O termo existe, assim como a doença. Afeta de 1% a 2% da população e ocorre nas trocas de estação, principalmente quando cai o verão.
No filme Insônia, de 2002, o personagem de Al Pacino vai a uma cidade do Alasca para desvendar um crime. Com o passar dos dias e a ausência de luz solar, vem a privação do sono, e os problemas começam a ocorrer. Mas será que a luz influencia nosso estado de humor?
Pode parecer estranho, mas algumas pessoas realmente desenvolvem quadros depressivos em tais momentos. O quadro é denominado desordem afetiva sazonal (SAD – da sigla em inglês) e está relacionado, na verdade, à exposição do indivíduo à luz.
Dessa maneira, nas estações do ano em que a exposição solar é menor, como ocorre no outono e no inverno, algumas pessoas desenvolvem a SAD. Os sintomas são similares aos de quadros depressivos comuns, como irritabilidade, letargia, perda de interesse por atividades antes interessantes, falta de concentração, dentre outros.

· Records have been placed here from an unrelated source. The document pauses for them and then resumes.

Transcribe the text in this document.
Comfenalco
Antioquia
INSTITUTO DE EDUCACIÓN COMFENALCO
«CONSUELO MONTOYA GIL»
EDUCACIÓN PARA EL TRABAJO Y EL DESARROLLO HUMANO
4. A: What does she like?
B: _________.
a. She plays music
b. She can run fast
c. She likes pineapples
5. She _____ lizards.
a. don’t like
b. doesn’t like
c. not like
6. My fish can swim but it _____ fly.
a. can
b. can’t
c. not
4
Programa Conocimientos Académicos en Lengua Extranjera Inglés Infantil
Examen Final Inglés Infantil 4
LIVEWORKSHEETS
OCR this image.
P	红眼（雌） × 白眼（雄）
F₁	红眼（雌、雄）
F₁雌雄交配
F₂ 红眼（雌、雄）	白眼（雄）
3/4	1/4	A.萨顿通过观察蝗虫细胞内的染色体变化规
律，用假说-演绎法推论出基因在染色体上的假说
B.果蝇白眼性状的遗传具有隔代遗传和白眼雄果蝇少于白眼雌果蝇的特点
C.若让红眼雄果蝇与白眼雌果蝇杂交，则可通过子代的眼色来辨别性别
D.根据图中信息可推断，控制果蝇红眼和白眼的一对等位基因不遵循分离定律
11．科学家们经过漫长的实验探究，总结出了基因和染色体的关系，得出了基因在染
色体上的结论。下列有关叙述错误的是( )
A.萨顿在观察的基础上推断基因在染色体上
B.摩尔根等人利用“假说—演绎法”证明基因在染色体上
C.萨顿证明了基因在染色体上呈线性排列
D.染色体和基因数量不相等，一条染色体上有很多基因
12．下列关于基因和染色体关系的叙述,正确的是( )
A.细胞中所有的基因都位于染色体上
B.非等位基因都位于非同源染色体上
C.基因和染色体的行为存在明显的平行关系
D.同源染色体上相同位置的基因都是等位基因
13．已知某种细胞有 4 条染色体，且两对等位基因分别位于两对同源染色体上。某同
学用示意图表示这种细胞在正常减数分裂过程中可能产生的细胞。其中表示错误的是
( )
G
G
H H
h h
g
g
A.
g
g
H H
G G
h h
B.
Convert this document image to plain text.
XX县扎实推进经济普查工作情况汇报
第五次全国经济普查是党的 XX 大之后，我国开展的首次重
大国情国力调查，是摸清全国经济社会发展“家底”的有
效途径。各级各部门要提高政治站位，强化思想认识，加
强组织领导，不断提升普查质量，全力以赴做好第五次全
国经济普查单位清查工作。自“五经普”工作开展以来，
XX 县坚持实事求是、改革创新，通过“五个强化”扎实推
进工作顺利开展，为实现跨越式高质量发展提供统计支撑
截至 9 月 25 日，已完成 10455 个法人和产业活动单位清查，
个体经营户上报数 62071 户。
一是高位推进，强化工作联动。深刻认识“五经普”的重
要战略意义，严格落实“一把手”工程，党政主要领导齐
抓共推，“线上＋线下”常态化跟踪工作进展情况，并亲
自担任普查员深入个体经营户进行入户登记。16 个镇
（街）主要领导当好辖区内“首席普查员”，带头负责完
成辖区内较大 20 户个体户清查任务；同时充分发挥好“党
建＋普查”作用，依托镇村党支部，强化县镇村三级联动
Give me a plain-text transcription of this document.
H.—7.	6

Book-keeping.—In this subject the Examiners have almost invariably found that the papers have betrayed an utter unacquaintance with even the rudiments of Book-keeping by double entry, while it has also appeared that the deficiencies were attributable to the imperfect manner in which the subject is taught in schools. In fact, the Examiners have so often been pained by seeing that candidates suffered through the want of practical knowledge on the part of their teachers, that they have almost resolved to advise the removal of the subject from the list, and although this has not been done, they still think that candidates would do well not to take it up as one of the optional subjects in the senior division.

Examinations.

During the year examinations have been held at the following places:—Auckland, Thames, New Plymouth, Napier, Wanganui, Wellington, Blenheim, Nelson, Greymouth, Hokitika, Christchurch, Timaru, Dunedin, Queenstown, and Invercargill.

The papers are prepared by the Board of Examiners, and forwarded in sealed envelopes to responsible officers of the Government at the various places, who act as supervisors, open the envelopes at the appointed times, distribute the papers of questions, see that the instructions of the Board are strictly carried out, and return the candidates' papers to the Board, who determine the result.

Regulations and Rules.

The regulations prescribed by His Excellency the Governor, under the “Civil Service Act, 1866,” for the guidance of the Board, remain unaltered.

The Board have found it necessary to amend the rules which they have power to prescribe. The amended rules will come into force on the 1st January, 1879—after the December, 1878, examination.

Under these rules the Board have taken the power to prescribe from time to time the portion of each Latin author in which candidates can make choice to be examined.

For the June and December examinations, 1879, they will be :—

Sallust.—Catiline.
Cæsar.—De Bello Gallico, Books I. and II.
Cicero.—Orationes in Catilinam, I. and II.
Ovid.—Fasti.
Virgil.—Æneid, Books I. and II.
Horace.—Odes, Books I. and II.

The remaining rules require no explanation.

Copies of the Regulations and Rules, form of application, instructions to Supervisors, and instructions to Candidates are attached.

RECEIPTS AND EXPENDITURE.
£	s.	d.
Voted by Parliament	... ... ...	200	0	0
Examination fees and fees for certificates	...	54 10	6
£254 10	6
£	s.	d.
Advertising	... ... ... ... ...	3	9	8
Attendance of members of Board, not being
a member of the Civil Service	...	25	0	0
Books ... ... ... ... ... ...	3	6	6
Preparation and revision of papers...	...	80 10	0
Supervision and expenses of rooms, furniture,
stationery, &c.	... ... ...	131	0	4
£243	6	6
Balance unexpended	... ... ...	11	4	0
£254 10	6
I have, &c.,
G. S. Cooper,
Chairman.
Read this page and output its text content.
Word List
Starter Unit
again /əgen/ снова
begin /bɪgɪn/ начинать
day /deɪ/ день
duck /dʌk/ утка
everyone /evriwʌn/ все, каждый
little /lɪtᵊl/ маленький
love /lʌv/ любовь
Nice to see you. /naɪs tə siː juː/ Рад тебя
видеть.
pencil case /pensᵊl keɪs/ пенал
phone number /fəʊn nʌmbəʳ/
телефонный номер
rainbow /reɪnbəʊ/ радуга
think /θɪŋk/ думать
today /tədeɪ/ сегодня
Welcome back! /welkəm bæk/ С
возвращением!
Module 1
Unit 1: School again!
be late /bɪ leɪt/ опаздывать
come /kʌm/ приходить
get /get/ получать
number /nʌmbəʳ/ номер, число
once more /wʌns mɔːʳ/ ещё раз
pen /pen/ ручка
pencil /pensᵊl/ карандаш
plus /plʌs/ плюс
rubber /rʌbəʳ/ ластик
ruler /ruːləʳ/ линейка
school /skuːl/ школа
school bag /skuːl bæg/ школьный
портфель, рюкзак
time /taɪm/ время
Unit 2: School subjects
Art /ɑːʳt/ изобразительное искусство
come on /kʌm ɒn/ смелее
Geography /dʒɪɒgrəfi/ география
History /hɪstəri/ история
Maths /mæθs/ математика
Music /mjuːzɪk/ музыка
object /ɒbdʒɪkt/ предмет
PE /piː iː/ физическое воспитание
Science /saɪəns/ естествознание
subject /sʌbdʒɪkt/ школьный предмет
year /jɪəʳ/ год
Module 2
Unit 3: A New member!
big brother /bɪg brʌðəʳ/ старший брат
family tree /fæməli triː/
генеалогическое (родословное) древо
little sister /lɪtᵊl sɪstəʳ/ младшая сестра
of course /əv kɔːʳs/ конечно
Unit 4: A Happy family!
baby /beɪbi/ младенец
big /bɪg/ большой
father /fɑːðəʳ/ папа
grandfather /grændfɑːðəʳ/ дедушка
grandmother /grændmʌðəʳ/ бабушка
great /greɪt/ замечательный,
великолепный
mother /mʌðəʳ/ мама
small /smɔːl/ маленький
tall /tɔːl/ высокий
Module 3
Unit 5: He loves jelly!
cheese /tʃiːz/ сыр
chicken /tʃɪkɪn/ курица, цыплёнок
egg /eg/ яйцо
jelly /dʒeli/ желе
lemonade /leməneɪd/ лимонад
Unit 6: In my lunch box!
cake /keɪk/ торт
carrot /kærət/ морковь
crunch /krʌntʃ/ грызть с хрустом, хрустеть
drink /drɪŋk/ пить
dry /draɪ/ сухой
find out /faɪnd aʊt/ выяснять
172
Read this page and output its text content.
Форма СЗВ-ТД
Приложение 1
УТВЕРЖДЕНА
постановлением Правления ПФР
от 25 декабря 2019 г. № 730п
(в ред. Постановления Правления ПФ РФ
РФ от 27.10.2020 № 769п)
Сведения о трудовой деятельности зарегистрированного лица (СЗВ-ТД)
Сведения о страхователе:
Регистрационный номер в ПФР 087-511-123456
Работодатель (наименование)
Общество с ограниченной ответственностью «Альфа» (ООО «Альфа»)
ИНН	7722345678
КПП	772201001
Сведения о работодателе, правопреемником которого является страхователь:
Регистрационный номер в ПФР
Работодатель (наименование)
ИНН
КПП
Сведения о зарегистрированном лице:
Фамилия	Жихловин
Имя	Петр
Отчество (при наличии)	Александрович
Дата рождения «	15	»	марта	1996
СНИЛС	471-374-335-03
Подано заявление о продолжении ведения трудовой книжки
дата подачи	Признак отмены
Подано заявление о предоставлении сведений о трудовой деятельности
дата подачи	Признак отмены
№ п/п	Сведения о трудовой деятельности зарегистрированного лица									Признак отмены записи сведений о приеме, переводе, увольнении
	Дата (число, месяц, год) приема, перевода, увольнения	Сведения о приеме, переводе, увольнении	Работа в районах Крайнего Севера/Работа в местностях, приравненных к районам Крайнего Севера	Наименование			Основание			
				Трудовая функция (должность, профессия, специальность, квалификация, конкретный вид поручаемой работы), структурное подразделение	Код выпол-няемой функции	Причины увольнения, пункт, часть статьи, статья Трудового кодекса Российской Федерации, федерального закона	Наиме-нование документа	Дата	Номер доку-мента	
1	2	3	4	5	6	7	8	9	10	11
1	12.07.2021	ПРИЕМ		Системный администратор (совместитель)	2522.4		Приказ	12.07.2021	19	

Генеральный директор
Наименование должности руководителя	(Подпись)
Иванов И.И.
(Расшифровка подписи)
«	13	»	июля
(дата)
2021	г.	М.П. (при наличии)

O tratamento indicado em casos mais leves inclui atividade física outdoor, para que haja exposição a raios solares, e fototerapia. Em casos mais graves, talvez seja necessário o uso concomitante de medicamentos.
Você sabia que existe depressão sazonal? Visão Eleva. Ano 4, n. 4, set. 2018. p. 23.
“Dessa maneira, nas estações do ano em que a exposição solar é menor, como ocorre no outono e no inverno, algumas pessoas desenvolvem a SAD.”
“Os sintomas são similares aos de quadros depressivos comuns, como irritabilidade, letargia, perda de interesse por atividades antes interessantes, falta de concentração, dentre outros.”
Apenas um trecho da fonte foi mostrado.